Julius was equally delighted by the Claddagh. Whether he was told about courting rituals for a laugh (what an obvious target for a rouse that an interested foreigner in the mid 19th century must have been! ), he records the following as the method used by a Claddagh lad to express his intentions to a girl. Apparently making sure that the coast is clear and that the girl is alone in the cottage, he comes in. Without speaking a word, he flicks the smouldering remains of the fire at her. She brushes them off her clothes. If, however, she rejects the suitor, she stand motionless, does not move to protect herself, and the poor lad turns and leaves her alone.

‘But if she wants to respond positively, she throws some embers back at the loving enemy. Only then do the verbal negotiations begin. The suitor finally goes to her father and asks: Do you want to give me your daughter?” The father is supposed to reply: “ May I be stabbed and drowned if I marry my daughter before she marries herself!”

And that is it. The ceremony is complete, and the lovers are intended for each other. I am not sure what a girl would do today if a young man came into her house and threw hot ashes at her, but Julius observes: ‘The guiding principle, as with all reminders of nature - bound peoples of the Occident, is that it falls to the girl herself to decide on what her heart wants and what her future holds.’

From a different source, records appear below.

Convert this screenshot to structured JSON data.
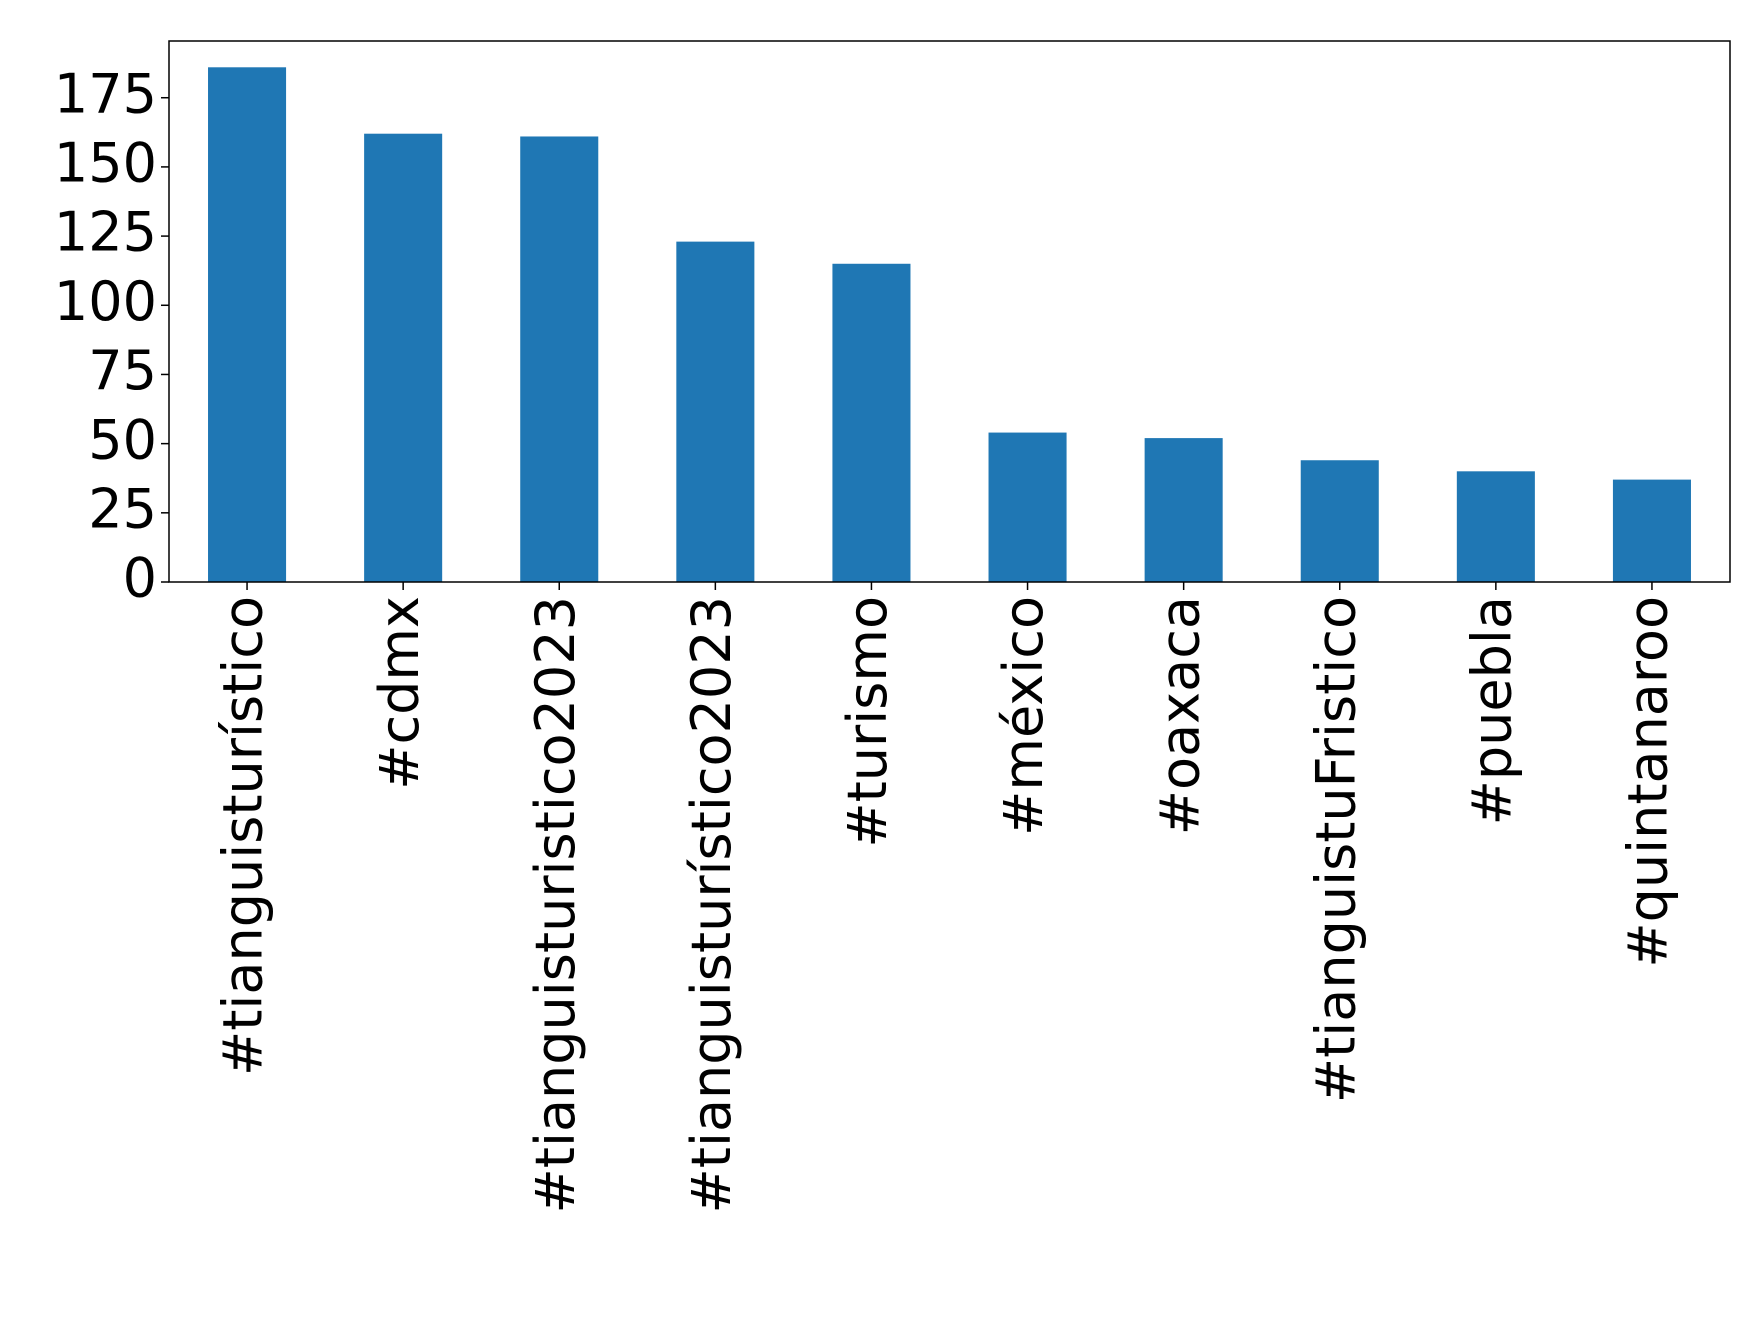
{
  "chart_data": {
    "type": "bar",
    "categories": [
      "#tianguisturístico",
      "#cdmx",
      "#tianguisturistico2023",
      "#tianguisturístico2023",
      "#turismo",
      "#méxico",
      "#oaxaca",
      "#tianguistuFristico",
      "#puebla",
      "#quintanaroo"
    ],
    "values": [
      186,
      162,
      161,
      123,
      115,
      54,
      52,
      44,
      40,
      37
    ],
    "color": "#1f77b4",
    "ylim": [
      0,
      195.5
    ],
    "yticks": [
      0,
      25,
      50,
      75,
      100,
      125,
      150,
      175
    ],
    "grid": false
  }
}
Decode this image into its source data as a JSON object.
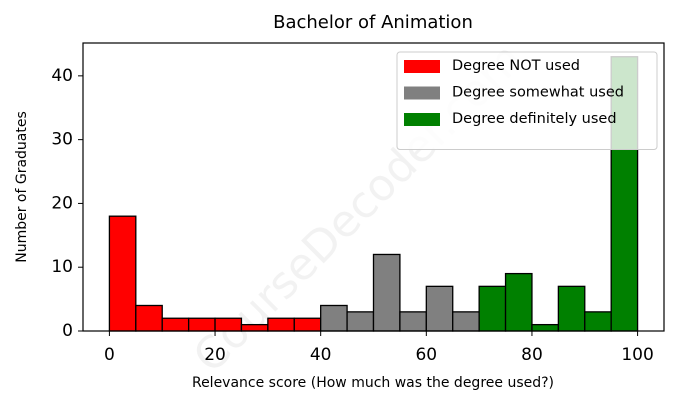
{
  "chart_data": {
    "type": "histogram",
    "title": "Bachelor of Animation",
    "xlabel": "Relevance score (How much was the degree used?)",
    "ylabel": "Number of Graduates",
    "watermark": "CourseDecoder.com",
    "series": [
      {
        "name": "Degree NOT used",
        "color": "#ff0000",
        "bins": [
          0,
          5,
          10,
          15,
          20,
          25,
          30,
          35,
          40
        ],
        "values": [
          18,
          4,
          2,
          2,
          2,
          1,
          2,
          2
        ]
      },
      {
        "name": "Degree somewhat used",
        "color": "#808080",
        "bins": [
          40,
          45,
          50,
          55,
          60,
          65,
          70
        ],
        "values": [
          4,
          3,
          12,
          3,
          7,
          3
        ]
      },
      {
        "name": "Degree definitely used",
        "color": "#008000",
        "bins": [
          70,
          75,
          80,
          85,
          90,
          95,
          100
        ],
        "values": [
          7,
          9,
          1,
          7,
          3,
          43
        ]
      }
    ],
    "xlim": [
      -5,
      105
    ],
    "ylim": [
      0,
      45.15
    ],
    "xticks": [
      0,
      20,
      40,
      60,
      80,
      100
    ],
    "yticks": [
      0,
      10,
      20,
      30,
      40
    ],
    "legend": "upper right"
  }
}
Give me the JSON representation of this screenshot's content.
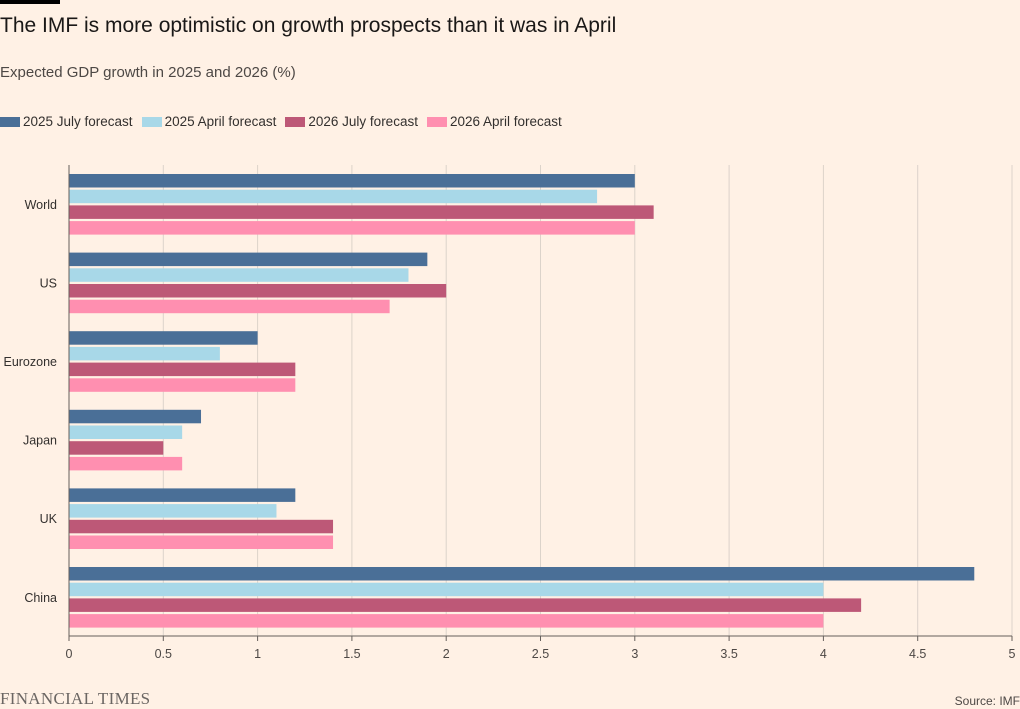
{
  "title": "The IMF is more optimistic on growth prospects than it was in April",
  "subtitle": "Expected GDP growth in 2025 and 2026 (%)",
  "source": "Source: IMF",
  "publisher": "FINANCIAL TIMES",
  "chart_data": {
    "type": "bar",
    "orientation": "horizontal",
    "categories": [
      "World",
      "US",
      "Eurozone",
      "Japan",
      "UK",
      "China"
    ],
    "series": [
      {
        "name": "2025 July forecast",
        "color": "#4a6f97",
        "values": [
          3.0,
          1.9,
          1.0,
          0.7,
          1.2,
          4.8
        ]
      },
      {
        "name": "2025 April forecast",
        "color": "#a8d8e8",
        "values": [
          2.8,
          1.8,
          0.8,
          0.6,
          1.1,
          4.0
        ]
      },
      {
        "name": "2026 July forecast",
        "color": "#bd5877",
        "values": [
          3.1,
          2.0,
          1.2,
          0.5,
          1.4,
          4.2
        ]
      },
      {
        "name": "2026 April forecast",
        "color": "#ff8fb0",
        "values": [
          3.0,
          1.7,
          1.2,
          0.6,
          1.4,
          4.0
        ]
      }
    ],
    "xlim": [
      0,
      5
    ],
    "xticks": [
      "0",
      "0.5",
      "1",
      "1.5",
      "2",
      "2.5",
      "3",
      "3.5",
      "4",
      "4.5",
      "5"
    ],
    "grid": true,
    "legend_position": "top"
  }
}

Next week: How some German travellers saw Daniel O’Connell

NOTES: * Rodenberg was a particularly sympathetic German visitor. Indeed too much so according to this review in The British The New Monthly Magazine: ‘ In reading this book we often laid it down in amazement, and thought we could not be in Ireland with him, so idyllic were the pictures he drew.’ This is an Ireland, the reviewer wrote, ‘ seen through a poet’s rose-coloured glasses, sans dirt, sans pigs, sans rain, sans everything which offend the least fastidious man.’

** I am taking this from Eoin Bourke’s entertaining and scholarly Poor Green Ireland - German Travel Writers’ Narratives on Ireland from before the 1798 Rising to after the Great Famine, recently published by Peter Lang, Switzerland.